É um Woody Allen mais sombrio e bergmaniano o que se apresenta aqui.
Apesar do negativismo, ele não deixa de entusiasmar alguns de seus alunos, especialmente Jill Pollard (Emma Stone).
Por Neusa Barbosa
A poucos meses do 80º aniversário (que acontece em dezembro), Woody Allen volta ao seu lado dostoievskiano, colocando uma situação de crime e castigo no centro de seu novo filme, “Homem Irracional” – que não é uma comédia e sim um suspense dramático.
Colocando em primeiro plano seus constantes questionamentos sobre o (pouco) sentido da vida, o diretor-roteirista elege como protagonista um professor de filosofia desiludido com tudo, Abe Lucas (Joaquin Phoenix). Ele não acredita mais no valor da própria especialidade, nem que seu trabalho pode fazer qualquer diferença na vida de seus alunos. Ele perdeu o entusiasmo pelo amor, o sexo, o engajamento social e político e a experiência sensorial com as drogas. Ele já tentou tudo, agora lhe sobrou o niilismo mais extremado.
Ainda assim, ele não contempla o suicídio. No momento em que a história começa, Abe está se dirigindo a um novo emprego, no campus de uma universidade perto de Newport. Verdade que não deixa de estar flertando com o perigo, ao dirigir e beber ao mesmo tempo. Chega ao novo posto visivelmente embriagado mas, ainda assim, consegue disfarçar e assume o cargo.
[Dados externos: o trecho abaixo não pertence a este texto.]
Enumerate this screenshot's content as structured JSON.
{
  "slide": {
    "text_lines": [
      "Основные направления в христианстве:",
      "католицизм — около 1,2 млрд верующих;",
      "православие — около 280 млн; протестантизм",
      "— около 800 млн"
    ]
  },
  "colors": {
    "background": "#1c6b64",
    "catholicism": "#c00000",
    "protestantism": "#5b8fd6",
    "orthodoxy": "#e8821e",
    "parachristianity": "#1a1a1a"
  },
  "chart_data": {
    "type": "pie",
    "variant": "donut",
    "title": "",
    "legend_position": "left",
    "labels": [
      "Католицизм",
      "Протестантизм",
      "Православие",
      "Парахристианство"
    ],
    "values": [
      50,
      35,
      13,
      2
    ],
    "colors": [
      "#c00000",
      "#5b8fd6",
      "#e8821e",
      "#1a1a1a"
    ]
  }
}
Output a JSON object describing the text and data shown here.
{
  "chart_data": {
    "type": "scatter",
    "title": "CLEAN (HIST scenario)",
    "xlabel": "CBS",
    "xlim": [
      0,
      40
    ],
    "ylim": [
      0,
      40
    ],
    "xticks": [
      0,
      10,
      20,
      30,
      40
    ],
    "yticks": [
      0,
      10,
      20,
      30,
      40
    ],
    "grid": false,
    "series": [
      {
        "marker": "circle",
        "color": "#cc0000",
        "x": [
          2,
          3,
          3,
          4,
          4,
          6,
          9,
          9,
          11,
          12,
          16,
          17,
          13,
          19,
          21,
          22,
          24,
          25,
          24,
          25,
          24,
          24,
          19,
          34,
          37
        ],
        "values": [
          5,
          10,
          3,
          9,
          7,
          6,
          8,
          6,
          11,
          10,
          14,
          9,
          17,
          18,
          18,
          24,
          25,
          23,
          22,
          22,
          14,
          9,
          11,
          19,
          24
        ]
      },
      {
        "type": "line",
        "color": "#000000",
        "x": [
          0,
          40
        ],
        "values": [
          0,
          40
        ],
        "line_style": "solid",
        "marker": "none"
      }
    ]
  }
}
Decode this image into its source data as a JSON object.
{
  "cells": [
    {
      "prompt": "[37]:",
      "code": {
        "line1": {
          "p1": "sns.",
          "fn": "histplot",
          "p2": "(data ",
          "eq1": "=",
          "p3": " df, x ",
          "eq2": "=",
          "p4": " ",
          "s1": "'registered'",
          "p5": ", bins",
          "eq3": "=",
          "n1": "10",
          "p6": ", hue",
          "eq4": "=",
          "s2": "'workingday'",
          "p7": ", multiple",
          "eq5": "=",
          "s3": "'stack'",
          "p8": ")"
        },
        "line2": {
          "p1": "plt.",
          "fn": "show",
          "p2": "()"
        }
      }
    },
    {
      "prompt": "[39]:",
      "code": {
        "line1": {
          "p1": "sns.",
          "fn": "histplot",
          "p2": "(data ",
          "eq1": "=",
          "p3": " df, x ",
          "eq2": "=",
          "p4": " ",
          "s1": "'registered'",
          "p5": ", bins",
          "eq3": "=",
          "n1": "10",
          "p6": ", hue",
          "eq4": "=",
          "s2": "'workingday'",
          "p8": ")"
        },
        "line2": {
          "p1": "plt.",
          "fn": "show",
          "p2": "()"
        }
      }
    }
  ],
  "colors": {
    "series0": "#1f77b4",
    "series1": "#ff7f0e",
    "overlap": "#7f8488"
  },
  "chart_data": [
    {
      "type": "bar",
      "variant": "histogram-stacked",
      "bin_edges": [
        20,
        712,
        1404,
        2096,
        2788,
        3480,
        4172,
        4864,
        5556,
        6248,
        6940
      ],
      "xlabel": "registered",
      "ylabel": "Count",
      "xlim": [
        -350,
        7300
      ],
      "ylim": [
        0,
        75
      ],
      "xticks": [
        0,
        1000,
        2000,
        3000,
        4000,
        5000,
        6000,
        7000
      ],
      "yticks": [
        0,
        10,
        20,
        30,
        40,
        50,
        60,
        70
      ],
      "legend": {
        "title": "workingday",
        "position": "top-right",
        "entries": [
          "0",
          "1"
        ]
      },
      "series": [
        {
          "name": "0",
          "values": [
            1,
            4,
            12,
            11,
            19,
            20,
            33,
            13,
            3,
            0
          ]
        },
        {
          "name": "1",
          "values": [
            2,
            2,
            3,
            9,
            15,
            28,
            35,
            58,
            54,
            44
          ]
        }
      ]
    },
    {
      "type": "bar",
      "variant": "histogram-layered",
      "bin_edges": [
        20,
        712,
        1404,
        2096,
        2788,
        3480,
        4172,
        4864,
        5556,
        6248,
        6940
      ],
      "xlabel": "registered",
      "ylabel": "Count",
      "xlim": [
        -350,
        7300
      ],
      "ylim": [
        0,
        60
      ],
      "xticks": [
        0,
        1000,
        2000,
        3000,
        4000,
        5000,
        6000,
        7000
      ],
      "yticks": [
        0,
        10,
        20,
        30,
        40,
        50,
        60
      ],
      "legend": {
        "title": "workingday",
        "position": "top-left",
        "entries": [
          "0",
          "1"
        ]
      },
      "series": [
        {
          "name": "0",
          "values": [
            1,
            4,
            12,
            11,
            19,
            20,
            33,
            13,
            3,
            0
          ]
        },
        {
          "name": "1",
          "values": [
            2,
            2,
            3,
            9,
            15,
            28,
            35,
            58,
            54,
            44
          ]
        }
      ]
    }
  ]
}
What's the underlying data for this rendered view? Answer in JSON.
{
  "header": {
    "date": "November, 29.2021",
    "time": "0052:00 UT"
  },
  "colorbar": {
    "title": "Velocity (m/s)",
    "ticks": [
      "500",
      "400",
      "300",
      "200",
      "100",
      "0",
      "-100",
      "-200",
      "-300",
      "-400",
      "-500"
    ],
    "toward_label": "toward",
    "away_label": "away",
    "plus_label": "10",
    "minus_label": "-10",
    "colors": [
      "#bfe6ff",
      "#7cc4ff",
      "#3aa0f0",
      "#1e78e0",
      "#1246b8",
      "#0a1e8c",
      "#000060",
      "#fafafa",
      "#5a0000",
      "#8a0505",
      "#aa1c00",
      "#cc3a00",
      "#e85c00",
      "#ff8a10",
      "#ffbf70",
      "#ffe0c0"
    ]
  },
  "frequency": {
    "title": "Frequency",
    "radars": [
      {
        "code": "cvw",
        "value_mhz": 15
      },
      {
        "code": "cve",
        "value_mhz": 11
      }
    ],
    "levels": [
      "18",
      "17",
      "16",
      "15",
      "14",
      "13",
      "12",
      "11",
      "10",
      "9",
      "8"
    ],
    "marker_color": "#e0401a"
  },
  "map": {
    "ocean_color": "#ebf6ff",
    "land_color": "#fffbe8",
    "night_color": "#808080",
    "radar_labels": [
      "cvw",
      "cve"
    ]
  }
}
Apesar do negativismo, ele não deixa de entusiasmar alguns de seus alunos, especialmente a melhor deles, Jill Pollard (Emma Stone). A moça, que é inteligente e luminosa, vai se apaixonando por este cético irremediável – que, apesar de sentir-se atraído, resiste ao envolvimento com ela, que tem um namorado, Roy (Jamie Blackey). Pragmático, Abe prefere ceder à insistência de uma colega, a professora Rita (Parker Posey), casada e insatisfeita.
O tédio residual destas vidas é abalado pelo acaso – um fator constantemente invocado de várias maneiras nas histórias de Woody Allen. Assim, uma conversa entreouvida sem querer numa lanchonete, por Abe e Jill, dá ao professor uma ideia terrível, mas que tem por objetivo ajudar a mulher desconhecida, cujas queixas os dois ouviram.
O plano de Abe envolve o assassinato de uma pessoa para ele desconhecida, que supostamente está prejudicando seriamente a vida da mulher cujas queixas ele ouviu. A obsessão que ele desenvolve em torno dessa ideia torna-se o epicentro da história, desencadeando situações cada vez mais tensas.
Nesse ponto, Woody Allen joga com os sentimentos do espectador à medida que se desenrolam as atitudes de Abe – como aconteceu, também, em filmes anteriores do diretor que lidaram com temáticas semelhantes, caso de “Crimes e Pecados” (89) e dos recentes “O Sonho de Cassandra” (2007) e “Ponto Final: Match Point” (2005).
É um Woody Allen mais sombrio e bergmaniano o que se apresenta aqui, menos engraçado também. Mas, ainda assim, especialmente ao lidar com as intervenções do acaso sobre os mais rígidos planejamentos humanos, muito, muito irônico – e impregnado por um tremendo humor negro.